Reporter: Margareta Engge Kharismawati | Editor: Sanny Cicilia
JAKARTA. Otoritas bank sentral yang sebelumnya memproyeksikan pertumbuhan ekspor tahun ini akan terkontraksi alias drop 11%, sekarang berubah menjadi 14%. Ekonomi global yang tidak kondusif menjadi penyebab.
Ekonom Samuel Aset Manajemen Lana Soelistianingsih berpendapat ekspor memang sulit diharapkan. Ia menjelaskan, Indonesia mempunyai dua macam ekspor yaitu ekspor migas dan non migas.
Ekspor migas relatif aman karena sudah mempunyai kontrak kerja sama, sedangkan ekspor non migas terancam. Ekspor non migas Indonesia terdiri dari komoditas dan manufaktur. Permasalahannya, ekspor komoditas yang sangat bergantung pada ekonomi global mendominasi hingga 60%. "Harga luar negeri jatuh, kita tidak bisa berbuat apa-apa," ujarnya ketika dihubungi KONTAN, Senin (22/6).
Yang bisa dilakukan adalah menciptakan ekspor komoditas yang mempunyai nilai tambah seperti produk crude palm oil (CPO) atau minyak kelapa sawit yang diolah menjadi bahan industri kosmetik.
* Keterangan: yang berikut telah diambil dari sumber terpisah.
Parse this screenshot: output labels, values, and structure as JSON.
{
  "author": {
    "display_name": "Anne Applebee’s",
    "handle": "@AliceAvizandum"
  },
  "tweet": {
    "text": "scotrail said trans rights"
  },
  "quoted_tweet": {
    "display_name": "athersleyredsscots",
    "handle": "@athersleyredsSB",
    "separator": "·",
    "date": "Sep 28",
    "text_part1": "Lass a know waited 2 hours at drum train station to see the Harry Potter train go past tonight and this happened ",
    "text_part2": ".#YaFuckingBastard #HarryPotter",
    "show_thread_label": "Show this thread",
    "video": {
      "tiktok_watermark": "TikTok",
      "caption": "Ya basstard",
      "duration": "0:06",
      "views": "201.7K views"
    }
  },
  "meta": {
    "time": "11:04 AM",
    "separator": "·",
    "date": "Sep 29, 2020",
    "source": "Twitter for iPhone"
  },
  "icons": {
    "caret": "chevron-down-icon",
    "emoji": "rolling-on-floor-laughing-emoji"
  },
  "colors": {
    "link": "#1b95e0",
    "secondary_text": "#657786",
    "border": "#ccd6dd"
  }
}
Sementara itu untuk ekspor manufaktur, diakui Lana, mengalami permasalahan yang berat.
Sebagian besar industri manufaktur dalam negeri mengimpor bahan baku. Rupiah yang melemah tajam ke arah Rp 13.300 per dollar AS akan membuat industri manufaktur terpuruk dan tidak bisa bersaing dengan industri manufaktur negeri tetangga. Alhasil, menurutnya ekspor tidak bisa diharapkan untuk mendorong pertumbuhan karena akan berkontribusi minus pada keseluruhan PDB 2015.
Ekonomi 2015 pun diakuinya hanya mampu mencapai 4,97%. Untuk cadangan devisa, Lana melihat masih ada peluang karena laju impor yang turun lebih dalam dibanding ekspor. Akan ada net ekspor yang masih bisa terjadi karena neraca dagang mencatat surplus.